Variability in maternal transfer efficiency of trace elements in green turtles (Chelonia mydas)

Abstract

The transfer of trace elements (TEs) from female sea turtles to their eggs is crucial in providing essential nutrition for embryonic development, while also posing a potential risk of pollutant exposure. This study aimed to quantify the concentrations of TEs in the claws and epidermis of nesting females, as well as in egg contents and embryos, and to investigate the migration of TEs during the maternal transfer in green turtles. The findings revealed that the maternal transfer coefficients for essential elements including Fe, Cu, and Zn (excluding those derived from accumulated tissue) ranged from 1.0 to 10.0, while the coefficients for non-essential elements such as Cd, As, and Hg were found to be below 1.0. During embryonic development, the migration coefficients of Fe, Mn, Ni, Zn and Sr exhibited a progressive increase, reaching their peak at stages 27–31 with values of 9.14 for Fe, 6.52 for Mn, 6.34 for Ni, 2.90 for Zn, and 2.66 for Sr.

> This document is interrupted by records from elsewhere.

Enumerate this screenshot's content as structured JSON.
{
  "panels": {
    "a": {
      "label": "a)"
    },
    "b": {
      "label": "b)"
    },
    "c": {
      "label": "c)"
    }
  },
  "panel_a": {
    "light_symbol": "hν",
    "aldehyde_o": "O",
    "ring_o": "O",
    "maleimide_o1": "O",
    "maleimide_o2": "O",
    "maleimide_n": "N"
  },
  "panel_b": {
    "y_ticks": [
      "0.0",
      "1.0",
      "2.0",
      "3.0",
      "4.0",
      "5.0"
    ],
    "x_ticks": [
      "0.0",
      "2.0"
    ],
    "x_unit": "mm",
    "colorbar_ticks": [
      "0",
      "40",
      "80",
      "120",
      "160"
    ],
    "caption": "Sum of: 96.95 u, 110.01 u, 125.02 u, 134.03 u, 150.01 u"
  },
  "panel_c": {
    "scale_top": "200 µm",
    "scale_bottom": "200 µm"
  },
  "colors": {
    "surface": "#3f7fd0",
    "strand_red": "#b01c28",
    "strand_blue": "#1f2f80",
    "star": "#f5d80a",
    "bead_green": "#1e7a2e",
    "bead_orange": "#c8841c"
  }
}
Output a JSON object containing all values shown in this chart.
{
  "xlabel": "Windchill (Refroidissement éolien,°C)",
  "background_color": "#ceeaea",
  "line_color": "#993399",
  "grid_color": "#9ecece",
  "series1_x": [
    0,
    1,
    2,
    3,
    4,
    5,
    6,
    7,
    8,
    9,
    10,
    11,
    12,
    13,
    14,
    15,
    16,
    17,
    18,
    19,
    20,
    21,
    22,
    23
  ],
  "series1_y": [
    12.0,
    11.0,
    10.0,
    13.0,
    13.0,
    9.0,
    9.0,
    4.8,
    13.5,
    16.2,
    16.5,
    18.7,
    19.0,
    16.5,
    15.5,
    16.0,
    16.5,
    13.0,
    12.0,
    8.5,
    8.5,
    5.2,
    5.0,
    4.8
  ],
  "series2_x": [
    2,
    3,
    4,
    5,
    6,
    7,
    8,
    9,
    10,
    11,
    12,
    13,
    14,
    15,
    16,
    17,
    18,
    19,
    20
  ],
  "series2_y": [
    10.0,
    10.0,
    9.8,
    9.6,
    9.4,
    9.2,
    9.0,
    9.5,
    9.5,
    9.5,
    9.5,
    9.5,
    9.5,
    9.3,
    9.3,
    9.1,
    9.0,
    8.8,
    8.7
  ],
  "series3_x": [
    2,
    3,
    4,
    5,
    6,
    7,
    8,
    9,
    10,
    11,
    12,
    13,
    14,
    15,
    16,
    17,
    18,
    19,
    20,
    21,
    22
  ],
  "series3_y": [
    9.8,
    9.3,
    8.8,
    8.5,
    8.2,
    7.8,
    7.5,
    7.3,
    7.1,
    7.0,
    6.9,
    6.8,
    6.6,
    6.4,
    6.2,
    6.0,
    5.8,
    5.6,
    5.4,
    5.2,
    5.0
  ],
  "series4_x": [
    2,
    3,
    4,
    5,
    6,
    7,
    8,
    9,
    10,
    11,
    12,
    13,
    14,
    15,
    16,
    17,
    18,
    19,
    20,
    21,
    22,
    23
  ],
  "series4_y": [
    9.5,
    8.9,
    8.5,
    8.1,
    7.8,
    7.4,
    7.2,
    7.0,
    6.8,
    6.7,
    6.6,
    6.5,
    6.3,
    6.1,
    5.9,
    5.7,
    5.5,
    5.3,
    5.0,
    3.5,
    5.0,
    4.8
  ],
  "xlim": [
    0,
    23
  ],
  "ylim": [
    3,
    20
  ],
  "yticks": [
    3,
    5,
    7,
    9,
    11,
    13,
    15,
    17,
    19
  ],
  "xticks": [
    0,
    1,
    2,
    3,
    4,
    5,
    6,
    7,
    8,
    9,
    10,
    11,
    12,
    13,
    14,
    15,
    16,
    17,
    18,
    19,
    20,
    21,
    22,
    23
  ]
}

This indicates a high efficiency in the assimilation of these elements. Conversely, the migration coefficients of Cu, Se, Cd, Pb, and Hg declined rapidly after peaking at stages 19–22. Additionally, the kidneys of final-stage embryos and hatchlings exhibited significantly higher levels of non-essential elements compared to other tissues, while the liver displayed higher concentrations of Cu. These results suggest that early-stage embryos are particularly vulnerable to the adverse effects of non-essential or excessive essential elements, and as well, they indicate the presence of potential detoxification mechanisms that may develop following tissue and organ formation, which warrants further investigation.